JAXA Astronaut Activity Report, January, 2016
Last Updated: March 7, 2016
This is JAXA’s Japanese astronaut activity report for January, 2016.
Astronaut Kimiya Yui visits Star City in Russia
Expedition 44/45 crew holding a press conference (Credit: JAXA/GCTC)
Astronaut Kimiya Yui, who accomplished his ISS Expedition 44/45 mission, visited the Gagarin Cosmonaut Training Center (GCTC) in Star City, Russia, for a debriefing on his mission and to attend a welcome home ceremony.
Yui and fellow crewmates at the welcome home ceremony (Credit: JAXA/GCTC)
At the press conference held by Yui and fellow crewmates Oleg Kononenko and Kjell Lindgren, Yui spoke fluent Russian and mentioned that capturing KOUNOTORI5 was a big achievement, although he felt the pressure. Moreover, he felt as if returning home because he considers Russia his second home; and if allowed, he wants to return to space soon.
The Expedition 44/45 crew placing a floral tribute before the statue of Yuri Gagarin (Credit: JAXA/GCTC)
The trio and related people posing for a group photo (Credit: JAXA/GCTC)
Long-duration ISS mission training of astronaut Takuya Onishi
Two astronauts undergo Kibo robotic arm training (Credit: JAXA)
Astronaut Takuya Onishi, a crew member for the Expedition 48/49 mission to the International Space Station (ISS), made a last visit to Japan before the mission to finalize his training in the Kibo module and the H-II Transfer Vehicle “KOUNOTORI” at the Tsukuba Space Center (TKSC), and then held a press conference following the training for emergencies and Extravehicular Activity at the NASA Jonson Space Center (JSC).
Training in the Kibo module entailed closing the airlock and performing robotic arm operations and daily maintenance in a repetitive manner to achieve mastery.
Training on Kibo's airlock operations (Credit: JAXA)
Airlock operations using the mockup included attaching the IVA-replaceable Small Exposed Experiment Platform (i-SEEP*) and JEM Small Satellite Orbital Deployer (J-SSOD) to the slide table in the airlock. The training was open to the press.
* A new hardware adapter for the Exposed Facility (EF), to which several units of exposed experimental hardware weighing up to 200 kg can be attached. It allows for more frequent installation and return of the experimental devices.
Training for KOUNOTORI focused on the systems that astronauts should know and the actual onboard operations performed by the astronauts.
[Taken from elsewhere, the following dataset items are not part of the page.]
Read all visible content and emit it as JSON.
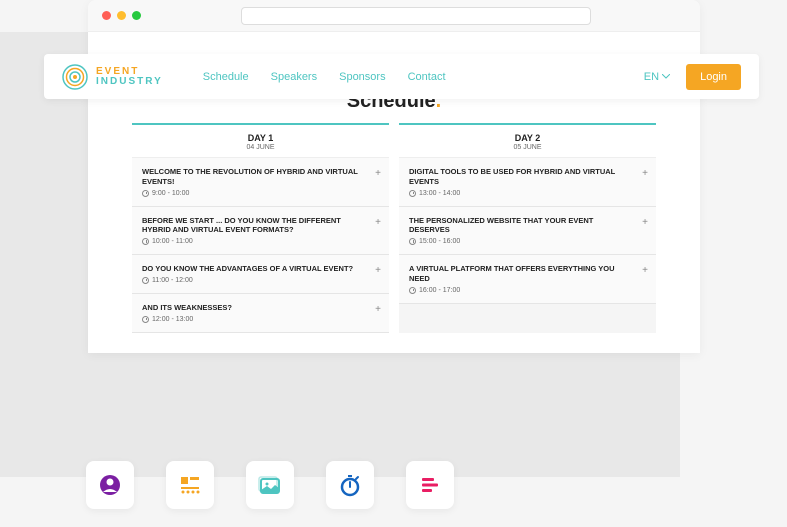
{
  "logo": {
    "event": "EVENT",
    "industry": "INDUSTRY"
  },
  "nav": {
    "schedule": "Schedule",
    "speakers": "Speakers",
    "sponsors": "Sponsors",
    "contact": "Contact"
  },
  "lang": "EN",
  "login": "Login",
  "page_title": "Schedule",
  "days": [
    {
      "label": "DAY 1",
      "date": "04 JUNE",
      "sessions": [
        {
          "title": "WELCOME TO THE REVOLUTION OF HYBRID AND VIRTUAL EVENTS!",
          "time": "9:00 - 10:00"
        },
        {
          "title": "BEFORE WE START ... DO YOU KNOW THE DIFFERENT HYBRID AND VIRTUAL EVENT FORMATS?",
          "time": "10:00 - 11:00"
        },
        {
          "title": "DO YOU KNOW THE ADVANTAGES OF A VIRTUAL EVENT?",
          "time": "11:00 - 12:00"
        },
        {
          "title": "AND ITS WEAKNESSES?",
          "time": "12:00 - 13:00"
        }
      ]
    },
    {
      "label": "DAY 2",
      "date": "05 JUNE",
      "sessions": [
        {
          "title": "DIGITAL TOOLS TO BE USED FOR HYBRID AND VIRTUAL EVENTS",
          "time": "13:00 - 14:00"
        },
        {
          "title": "THE PERSONALIZED WEBSITE THAT YOUR EVENT DESERVES",
          "time": "15:00 - 16:00"
        },
        {
          "title": "A VIRTUAL PLATFORM THAT OFFERS EVERYTHING YOU NEED",
          "time": "16:00 - 17:00"
        }
      ]
    }
  ]
}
In case of fire or sudden depressurization in KOUNOTORI, Onishi discussed the onboard tasks and procedures for astronauts with the instructors and members of the Flight Control Team (FCT).
On January 27, a press conference was held to introduce Onishi's mission.
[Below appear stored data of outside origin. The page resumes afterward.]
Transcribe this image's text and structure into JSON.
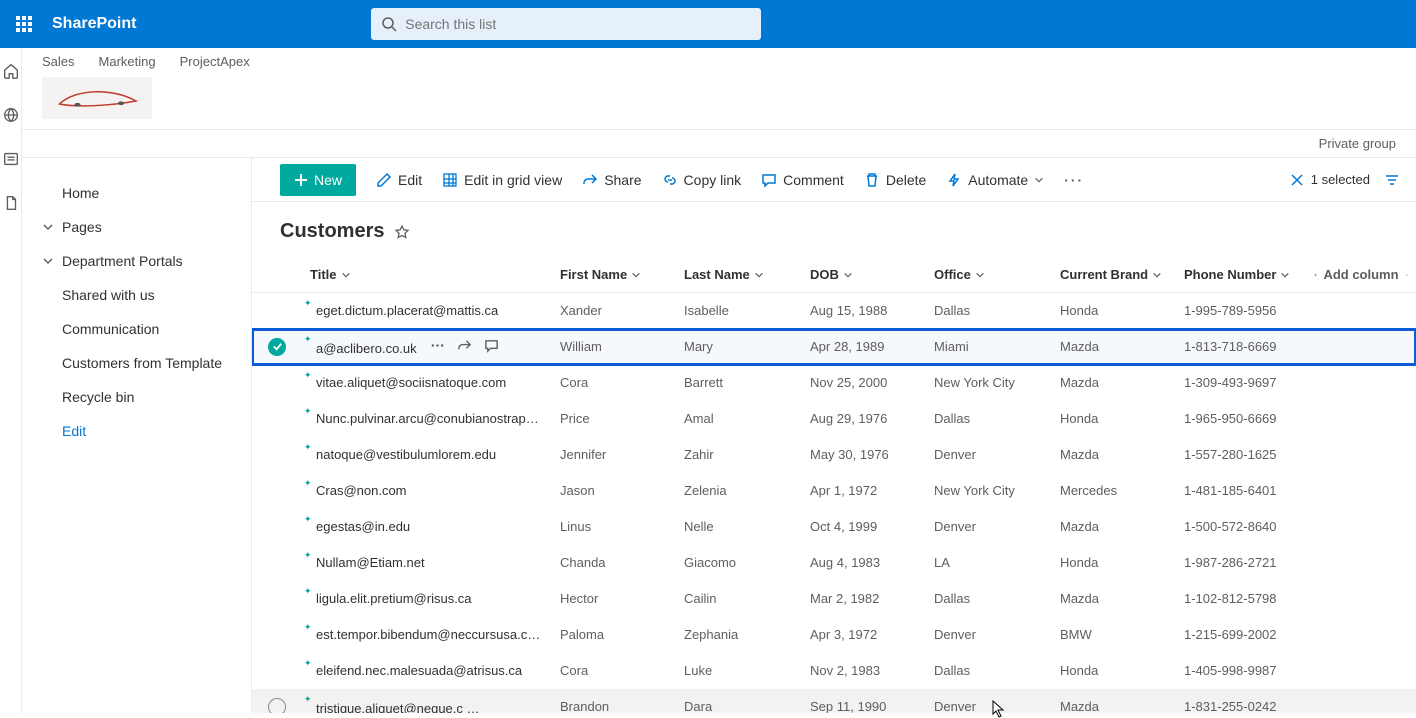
{
  "brand": "SharePoint",
  "search_placeholder": "Search this list",
  "site_links": [
    "Sales",
    "Marketing",
    "ProjectApex"
  ],
  "privacy": "Private group",
  "nav": {
    "home": "Home",
    "pages": "Pages",
    "dept": "Department Portals",
    "shared": "Shared with us",
    "comm": "Communication",
    "custs": "Customers from Template",
    "recycle": "Recycle bin",
    "edit": "Edit"
  },
  "commands": {
    "new": "New",
    "edit": "Edit",
    "gridview": "Edit in grid view",
    "share": "Share",
    "copylink": "Copy link",
    "comment": "Comment",
    "delete": "Delete",
    "automate": "Automate",
    "selected": "1 selected"
  },
  "list_title": "Customers",
  "columns": {
    "title": "Title",
    "first": "First Name",
    "last": "Last Name",
    "dob": "DOB",
    "office": "Office",
    "brand": "Current Brand",
    "phone": "Phone Number",
    "add": "Add column"
  },
  "rows": [
    {
      "title": "eget.dictum.placerat@mattis.ca",
      "first": "Xander",
      "last": "Isabelle",
      "dob": "Aug 15, 1988",
      "office": "Dallas",
      "brand": "Honda",
      "phone": "1-995-789-5956",
      "selected": false,
      "hover": false
    },
    {
      "title": "a@aclibero.co.uk",
      "first": "William",
      "last": "Mary",
      "dob": "Apr 28, 1989",
      "office": "Miami",
      "brand": "Mazda",
      "phone": "1-813-718-6669",
      "selected": true,
      "hover": false
    },
    {
      "title": "vitae.aliquet@sociisnatoque.com",
      "first": "Cora",
      "last": "Barrett",
      "dob": "Nov 25, 2000",
      "office": "New York City",
      "brand": "Mazda",
      "phone": "1-309-493-9697",
      "selected": false,
      "hover": false
    },
    {
      "title": "Nunc.pulvinar.arcu@conubianostraper.edu",
      "first": "Price",
      "last": "Amal",
      "dob": "Aug 29, 1976",
      "office": "Dallas",
      "brand": "Honda",
      "phone": "1-965-950-6669",
      "selected": false,
      "hover": false
    },
    {
      "title": "natoque@vestibulumlorem.edu",
      "first": "Jennifer",
      "last": "Zahir",
      "dob": "May 30, 1976",
      "office": "Denver",
      "brand": "Mazda",
      "phone": "1-557-280-1625",
      "selected": false,
      "hover": false
    },
    {
      "title": "Cras@non.com",
      "first": "Jason",
      "last": "Zelenia",
      "dob": "Apr 1, 1972",
      "office": "New York City",
      "brand": "Mercedes",
      "phone": "1-481-185-6401",
      "selected": false,
      "hover": false
    },
    {
      "title": "egestas@in.edu",
      "first": "Linus",
      "last": "Nelle",
      "dob": "Oct 4, 1999",
      "office": "Denver",
      "brand": "Mazda",
      "phone": "1-500-572-8640",
      "selected": false,
      "hover": false
    },
    {
      "title": "Nullam@Etiam.net",
      "first": "Chanda",
      "last": "Giacomo",
      "dob": "Aug 4, 1983",
      "office": "LA",
      "brand": "Honda",
      "phone": "1-987-286-2721",
      "selected": false,
      "hover": false
    },
    {
      "title": "ligula.elit.pretium@risus.ca",
      "first": "Hector",
      "last": "Cailin",
      "dob": "Mar 2, 1982",
      "office": "Dallas",
      "brand": "Mazda",
      "phone": "1-102-812-5798",
      "selected": false,
      "hover": false
    },
    {
      "title": "est.tempor.bibendum@neccursusa.com",
      "first": "Paloma",
      "last": "Zephania",
      "dob": "Apr 3, 1972",
      "office": "Denver",
      "brand": "BMW",
      "phone": "1-215-699-2002",
      "selected": false,
      "hover": false
    },
    {
      "title": "eleifend.nec.malesuada@atrisus.ca",
      "first": "Cora",
      "last": "Luke",
      "dob": "Nov 2, 1983",
      "office": "Dallas",
      "brand": "Honda",
      "phone": "1-405-998-9987",
      "selected": false,
      "hover": false
    },
    {
      "title": "tristique.aliquet@neque.c",
      "first": "Brandon",
      "last": "Dara",
      "dob": "Sep 11, 1990",
      "office": "Denver",
      "brand": "Mazda",
      "phone": "1-831-255-0242",
      "selected": false,
      "hover": true
    }
  ]
}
Astronaut Satoshi Furukawa completes domestic-flight pilot training
In January, astronaut Satoshi Furukawa completed flight training at Oita Airport aboard a Hawker Beechcraft Type G58 (Baron), a twin-engine aircraft owned by Honda Airways.
This training is intended to maintain and improve multitasking ability, one of the qualifications required of astronauts.
Prior to actual flight, Furukawa used a flight simulator to familiarize himself with flying the aircraft, and attended lectures on meteorology and flight plans. He also confirmed the preflight inspection procedure and actually inspected the aircraft they were to use.
During the flight training, Furukawa operated the aircraft in response to such simulated irregularities as engine failure and made an aborted landing (go-around).